The regularization parameter $\lambda$ controls the trade-off between fitting the data and keeping model complexity low. Cross-validation is typically used to select $\lambda$ (see Chapter 19).

A.6.5 Constrained Optimization and Lagrange Multipliers

To minimize $f(\boldsymbol{\theta})$ subject to constraint $g(\boldsymbol{\theta}) = 0$, we form the Lagrangian:

$$\mathcal{L}(\boldsymbol{\theta}, \mu) = f(\boldsymbol{\theta}) + \mu \, g(\boldsymbol{\theta})$$

The optimal solution satisfies $\nabla_{\boldsymbol{\theta}} \mathcal{L} = \mathbf{0}$ and $g(\boldsymbol{\theta}) = 0$.

Application: In Chapter 25, we formulate squad optimization as a constrained problem: maximize expected performance subject to budget constraints and squad size limits.

A.6.6 Convexity

A function $f$ is convex if for all $\mathbf{x}, \mathbf{y}$ and $\lambda \in [0,1]$:

$$f(\lambda \mathbf{x} + (1-\lambda)\mathbf{y}) \leq \lambda f(\mathbf{x}) + (1-\lambda) f(\mathbf{y})$$

For convex functions, any local minimum is also a global minimum. OLS regression and logistic regression are convex optimization problems, guaranteeing that gradient-based methods find the global optimum. Neural networks are generally non-convex, so we rely on good initialization and adaptive optimizers.

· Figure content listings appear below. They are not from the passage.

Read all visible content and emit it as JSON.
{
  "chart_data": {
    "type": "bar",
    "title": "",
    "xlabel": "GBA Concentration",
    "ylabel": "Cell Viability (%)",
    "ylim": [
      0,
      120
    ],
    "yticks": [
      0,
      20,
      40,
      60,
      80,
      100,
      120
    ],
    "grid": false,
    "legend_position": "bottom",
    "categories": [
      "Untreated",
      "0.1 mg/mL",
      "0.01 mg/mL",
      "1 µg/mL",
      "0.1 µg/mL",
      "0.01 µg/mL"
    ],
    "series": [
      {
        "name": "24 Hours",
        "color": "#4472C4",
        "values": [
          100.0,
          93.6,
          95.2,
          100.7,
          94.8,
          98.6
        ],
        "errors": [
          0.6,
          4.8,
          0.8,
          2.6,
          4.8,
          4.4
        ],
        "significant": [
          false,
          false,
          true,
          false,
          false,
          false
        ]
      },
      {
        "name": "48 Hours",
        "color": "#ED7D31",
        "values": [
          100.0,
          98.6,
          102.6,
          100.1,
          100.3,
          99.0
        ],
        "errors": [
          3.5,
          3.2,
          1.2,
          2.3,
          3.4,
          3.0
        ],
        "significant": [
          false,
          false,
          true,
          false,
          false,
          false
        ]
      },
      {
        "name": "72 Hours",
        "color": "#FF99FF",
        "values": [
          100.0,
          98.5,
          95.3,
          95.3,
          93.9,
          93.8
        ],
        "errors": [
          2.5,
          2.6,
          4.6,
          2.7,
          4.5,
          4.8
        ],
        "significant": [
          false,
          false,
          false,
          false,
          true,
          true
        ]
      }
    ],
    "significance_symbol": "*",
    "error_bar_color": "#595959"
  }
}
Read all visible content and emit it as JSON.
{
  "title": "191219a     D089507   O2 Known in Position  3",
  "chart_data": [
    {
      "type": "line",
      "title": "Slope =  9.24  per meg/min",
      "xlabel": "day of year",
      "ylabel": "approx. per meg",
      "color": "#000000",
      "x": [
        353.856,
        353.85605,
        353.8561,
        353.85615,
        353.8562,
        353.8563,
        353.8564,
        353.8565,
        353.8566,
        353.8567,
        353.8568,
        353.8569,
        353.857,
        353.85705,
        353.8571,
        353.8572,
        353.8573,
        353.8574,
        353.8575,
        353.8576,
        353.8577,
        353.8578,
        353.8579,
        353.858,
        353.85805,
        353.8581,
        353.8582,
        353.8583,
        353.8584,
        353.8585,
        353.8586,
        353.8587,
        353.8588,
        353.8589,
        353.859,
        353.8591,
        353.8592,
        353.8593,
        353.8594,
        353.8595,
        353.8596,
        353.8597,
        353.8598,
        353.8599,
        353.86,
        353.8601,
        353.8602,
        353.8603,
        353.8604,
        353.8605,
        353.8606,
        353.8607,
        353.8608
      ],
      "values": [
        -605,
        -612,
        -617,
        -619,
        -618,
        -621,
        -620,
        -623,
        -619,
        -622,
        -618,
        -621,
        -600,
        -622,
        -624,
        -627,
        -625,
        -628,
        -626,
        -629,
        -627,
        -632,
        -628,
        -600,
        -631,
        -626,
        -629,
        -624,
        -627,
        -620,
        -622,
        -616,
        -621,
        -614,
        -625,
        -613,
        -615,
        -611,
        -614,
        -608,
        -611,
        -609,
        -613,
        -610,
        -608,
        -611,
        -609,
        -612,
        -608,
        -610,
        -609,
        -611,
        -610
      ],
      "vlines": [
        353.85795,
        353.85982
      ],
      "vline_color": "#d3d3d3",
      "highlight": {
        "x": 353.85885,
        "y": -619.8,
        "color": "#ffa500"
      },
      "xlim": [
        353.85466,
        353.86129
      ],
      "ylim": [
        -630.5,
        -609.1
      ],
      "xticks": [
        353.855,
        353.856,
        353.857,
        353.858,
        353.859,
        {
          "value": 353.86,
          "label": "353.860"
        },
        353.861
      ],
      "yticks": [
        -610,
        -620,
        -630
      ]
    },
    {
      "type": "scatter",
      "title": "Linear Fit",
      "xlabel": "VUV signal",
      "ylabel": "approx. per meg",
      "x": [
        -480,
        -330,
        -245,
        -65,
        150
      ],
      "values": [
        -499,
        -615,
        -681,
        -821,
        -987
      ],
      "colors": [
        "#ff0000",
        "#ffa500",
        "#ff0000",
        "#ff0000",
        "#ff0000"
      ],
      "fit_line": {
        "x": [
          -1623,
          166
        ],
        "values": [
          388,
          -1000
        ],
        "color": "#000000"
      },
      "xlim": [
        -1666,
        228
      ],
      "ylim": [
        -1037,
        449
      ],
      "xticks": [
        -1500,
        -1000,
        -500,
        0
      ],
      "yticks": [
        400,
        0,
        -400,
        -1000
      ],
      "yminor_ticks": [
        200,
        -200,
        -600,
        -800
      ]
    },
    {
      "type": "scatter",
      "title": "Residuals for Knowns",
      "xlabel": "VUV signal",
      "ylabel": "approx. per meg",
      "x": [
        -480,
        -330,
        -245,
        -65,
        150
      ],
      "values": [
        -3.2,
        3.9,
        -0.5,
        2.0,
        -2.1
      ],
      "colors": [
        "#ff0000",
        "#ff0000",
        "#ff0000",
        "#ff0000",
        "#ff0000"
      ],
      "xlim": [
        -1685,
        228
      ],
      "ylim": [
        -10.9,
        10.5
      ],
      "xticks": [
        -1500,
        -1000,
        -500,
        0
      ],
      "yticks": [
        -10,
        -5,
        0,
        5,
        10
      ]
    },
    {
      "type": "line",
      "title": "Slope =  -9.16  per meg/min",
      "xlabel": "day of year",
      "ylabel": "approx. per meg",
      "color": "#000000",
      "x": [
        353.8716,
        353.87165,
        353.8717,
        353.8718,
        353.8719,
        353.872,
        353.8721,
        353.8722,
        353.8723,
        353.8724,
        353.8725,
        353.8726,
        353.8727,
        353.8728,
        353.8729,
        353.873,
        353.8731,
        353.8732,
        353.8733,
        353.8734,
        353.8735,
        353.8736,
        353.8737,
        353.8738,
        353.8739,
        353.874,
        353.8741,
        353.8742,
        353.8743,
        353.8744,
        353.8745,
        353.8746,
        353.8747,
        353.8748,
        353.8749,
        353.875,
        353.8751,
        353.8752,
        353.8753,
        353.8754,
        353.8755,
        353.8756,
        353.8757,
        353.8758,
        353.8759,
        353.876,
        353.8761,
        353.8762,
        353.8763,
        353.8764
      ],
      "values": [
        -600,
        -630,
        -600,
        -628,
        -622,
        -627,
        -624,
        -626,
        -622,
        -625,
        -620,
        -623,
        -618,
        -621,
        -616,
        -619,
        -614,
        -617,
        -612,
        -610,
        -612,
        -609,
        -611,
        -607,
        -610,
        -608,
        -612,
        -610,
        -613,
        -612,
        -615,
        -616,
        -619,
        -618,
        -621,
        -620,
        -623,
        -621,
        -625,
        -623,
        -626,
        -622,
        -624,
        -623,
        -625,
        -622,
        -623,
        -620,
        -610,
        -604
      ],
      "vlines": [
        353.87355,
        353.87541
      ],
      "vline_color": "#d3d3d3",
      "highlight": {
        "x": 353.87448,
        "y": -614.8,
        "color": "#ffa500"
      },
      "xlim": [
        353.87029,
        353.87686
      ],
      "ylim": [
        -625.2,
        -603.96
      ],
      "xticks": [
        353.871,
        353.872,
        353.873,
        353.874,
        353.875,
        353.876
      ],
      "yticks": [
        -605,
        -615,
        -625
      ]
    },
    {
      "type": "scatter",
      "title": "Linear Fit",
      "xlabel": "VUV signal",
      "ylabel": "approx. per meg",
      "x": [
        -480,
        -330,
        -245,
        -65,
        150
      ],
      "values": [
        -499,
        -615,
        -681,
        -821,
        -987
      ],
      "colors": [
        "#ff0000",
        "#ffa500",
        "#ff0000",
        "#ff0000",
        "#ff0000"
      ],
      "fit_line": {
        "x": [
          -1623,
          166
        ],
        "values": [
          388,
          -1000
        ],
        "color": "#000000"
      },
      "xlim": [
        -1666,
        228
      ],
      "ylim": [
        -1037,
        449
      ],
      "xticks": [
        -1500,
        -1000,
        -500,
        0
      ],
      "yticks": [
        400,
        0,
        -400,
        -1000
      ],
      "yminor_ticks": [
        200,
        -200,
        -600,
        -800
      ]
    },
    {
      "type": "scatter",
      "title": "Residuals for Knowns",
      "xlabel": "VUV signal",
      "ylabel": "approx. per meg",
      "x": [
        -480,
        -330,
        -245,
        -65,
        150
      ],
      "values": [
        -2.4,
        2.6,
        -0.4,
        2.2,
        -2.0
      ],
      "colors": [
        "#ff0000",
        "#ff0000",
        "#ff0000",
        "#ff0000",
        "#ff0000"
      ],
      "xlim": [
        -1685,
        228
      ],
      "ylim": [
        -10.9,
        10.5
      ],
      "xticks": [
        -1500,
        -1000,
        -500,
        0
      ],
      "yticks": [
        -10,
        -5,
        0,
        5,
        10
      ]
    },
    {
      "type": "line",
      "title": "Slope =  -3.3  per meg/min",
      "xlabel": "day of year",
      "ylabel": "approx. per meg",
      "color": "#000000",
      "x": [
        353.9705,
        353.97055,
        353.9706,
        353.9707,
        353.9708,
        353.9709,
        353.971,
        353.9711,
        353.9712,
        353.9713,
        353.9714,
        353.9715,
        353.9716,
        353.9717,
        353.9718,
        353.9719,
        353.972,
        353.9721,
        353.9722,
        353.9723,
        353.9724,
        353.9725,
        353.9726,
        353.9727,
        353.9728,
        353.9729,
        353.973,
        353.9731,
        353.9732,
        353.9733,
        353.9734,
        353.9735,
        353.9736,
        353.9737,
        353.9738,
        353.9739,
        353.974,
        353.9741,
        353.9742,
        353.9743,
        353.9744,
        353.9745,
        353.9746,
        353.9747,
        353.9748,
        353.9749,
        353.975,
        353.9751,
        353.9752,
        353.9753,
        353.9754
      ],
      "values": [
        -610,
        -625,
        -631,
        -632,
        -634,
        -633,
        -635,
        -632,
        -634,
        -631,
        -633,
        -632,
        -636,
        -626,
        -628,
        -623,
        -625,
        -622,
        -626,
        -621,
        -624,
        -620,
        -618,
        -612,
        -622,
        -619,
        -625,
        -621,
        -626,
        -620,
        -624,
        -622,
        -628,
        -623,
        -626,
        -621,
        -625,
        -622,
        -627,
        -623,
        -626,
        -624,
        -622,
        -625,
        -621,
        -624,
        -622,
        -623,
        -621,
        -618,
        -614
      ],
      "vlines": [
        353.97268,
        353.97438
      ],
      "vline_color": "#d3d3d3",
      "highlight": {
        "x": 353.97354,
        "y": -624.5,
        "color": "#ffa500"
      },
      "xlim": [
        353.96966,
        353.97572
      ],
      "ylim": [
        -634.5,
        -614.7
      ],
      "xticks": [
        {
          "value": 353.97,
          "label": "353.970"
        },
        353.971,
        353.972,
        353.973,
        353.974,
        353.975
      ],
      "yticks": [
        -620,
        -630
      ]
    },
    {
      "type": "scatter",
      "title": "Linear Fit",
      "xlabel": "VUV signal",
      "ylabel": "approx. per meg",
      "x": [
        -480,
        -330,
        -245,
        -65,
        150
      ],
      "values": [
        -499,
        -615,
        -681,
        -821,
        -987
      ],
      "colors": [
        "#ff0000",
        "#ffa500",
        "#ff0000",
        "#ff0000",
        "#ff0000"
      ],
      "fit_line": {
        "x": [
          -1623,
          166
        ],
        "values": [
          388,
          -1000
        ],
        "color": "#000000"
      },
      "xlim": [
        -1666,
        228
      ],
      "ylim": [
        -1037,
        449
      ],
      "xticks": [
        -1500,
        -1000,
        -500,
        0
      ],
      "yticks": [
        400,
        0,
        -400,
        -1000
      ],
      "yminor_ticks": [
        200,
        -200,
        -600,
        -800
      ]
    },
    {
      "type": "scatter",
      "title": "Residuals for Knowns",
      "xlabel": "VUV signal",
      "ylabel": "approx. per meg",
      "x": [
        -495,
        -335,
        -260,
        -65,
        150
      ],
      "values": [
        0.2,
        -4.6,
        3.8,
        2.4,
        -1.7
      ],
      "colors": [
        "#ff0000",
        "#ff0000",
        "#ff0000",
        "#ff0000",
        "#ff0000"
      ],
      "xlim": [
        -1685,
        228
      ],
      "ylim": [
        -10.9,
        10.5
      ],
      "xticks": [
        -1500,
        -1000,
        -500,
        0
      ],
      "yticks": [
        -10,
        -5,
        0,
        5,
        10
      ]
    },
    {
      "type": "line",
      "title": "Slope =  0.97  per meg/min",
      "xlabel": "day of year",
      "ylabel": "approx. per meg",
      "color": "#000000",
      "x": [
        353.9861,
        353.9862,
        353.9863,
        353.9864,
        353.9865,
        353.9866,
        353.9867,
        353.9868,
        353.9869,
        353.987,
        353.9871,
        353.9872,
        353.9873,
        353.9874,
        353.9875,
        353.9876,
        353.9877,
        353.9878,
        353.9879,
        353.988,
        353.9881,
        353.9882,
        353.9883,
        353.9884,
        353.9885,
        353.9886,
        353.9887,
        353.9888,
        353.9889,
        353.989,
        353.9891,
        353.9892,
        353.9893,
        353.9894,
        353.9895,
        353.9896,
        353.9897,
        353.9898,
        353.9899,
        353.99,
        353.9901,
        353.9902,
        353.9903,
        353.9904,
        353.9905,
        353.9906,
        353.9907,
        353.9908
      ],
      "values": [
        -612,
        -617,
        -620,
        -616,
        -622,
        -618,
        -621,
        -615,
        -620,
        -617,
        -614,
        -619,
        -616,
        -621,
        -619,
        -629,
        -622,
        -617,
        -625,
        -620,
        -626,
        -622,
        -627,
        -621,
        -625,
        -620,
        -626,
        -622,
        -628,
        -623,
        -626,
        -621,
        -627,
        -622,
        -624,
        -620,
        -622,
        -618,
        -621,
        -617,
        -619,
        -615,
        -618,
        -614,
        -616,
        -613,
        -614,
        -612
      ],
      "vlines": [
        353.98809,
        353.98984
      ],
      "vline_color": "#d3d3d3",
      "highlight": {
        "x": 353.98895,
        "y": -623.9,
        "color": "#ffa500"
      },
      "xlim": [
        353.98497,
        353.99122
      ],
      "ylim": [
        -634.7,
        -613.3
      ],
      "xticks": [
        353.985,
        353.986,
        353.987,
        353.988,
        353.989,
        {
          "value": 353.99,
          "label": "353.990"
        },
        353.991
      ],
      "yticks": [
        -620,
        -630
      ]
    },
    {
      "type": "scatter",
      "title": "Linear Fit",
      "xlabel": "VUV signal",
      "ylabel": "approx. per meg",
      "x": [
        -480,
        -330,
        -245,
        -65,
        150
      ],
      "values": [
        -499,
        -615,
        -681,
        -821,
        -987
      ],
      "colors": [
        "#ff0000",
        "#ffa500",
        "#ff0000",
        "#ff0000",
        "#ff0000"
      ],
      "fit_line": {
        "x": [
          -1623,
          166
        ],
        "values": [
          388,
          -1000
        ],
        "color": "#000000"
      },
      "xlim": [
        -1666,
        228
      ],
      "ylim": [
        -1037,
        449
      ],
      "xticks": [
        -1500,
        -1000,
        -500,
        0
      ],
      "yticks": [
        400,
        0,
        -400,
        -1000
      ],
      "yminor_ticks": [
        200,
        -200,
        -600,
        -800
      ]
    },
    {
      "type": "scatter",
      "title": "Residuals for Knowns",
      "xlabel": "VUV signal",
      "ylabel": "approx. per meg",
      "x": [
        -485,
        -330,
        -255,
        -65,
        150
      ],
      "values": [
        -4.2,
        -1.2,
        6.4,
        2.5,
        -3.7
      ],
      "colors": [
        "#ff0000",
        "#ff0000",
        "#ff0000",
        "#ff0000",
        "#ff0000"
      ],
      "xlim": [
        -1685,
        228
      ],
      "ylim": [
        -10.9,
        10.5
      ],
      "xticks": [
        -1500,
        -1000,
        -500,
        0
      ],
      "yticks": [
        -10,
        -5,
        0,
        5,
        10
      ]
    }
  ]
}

This appendix provides the mathematical scaffolding for the methods developed throughout the text. For extended treatments, we recommend Strang (2019) for linear algebra, Casella and Berger (2002) for statistical theory, and Boyd and Vandenberghe (2004) for optimization. Full citations appear in Appendix H.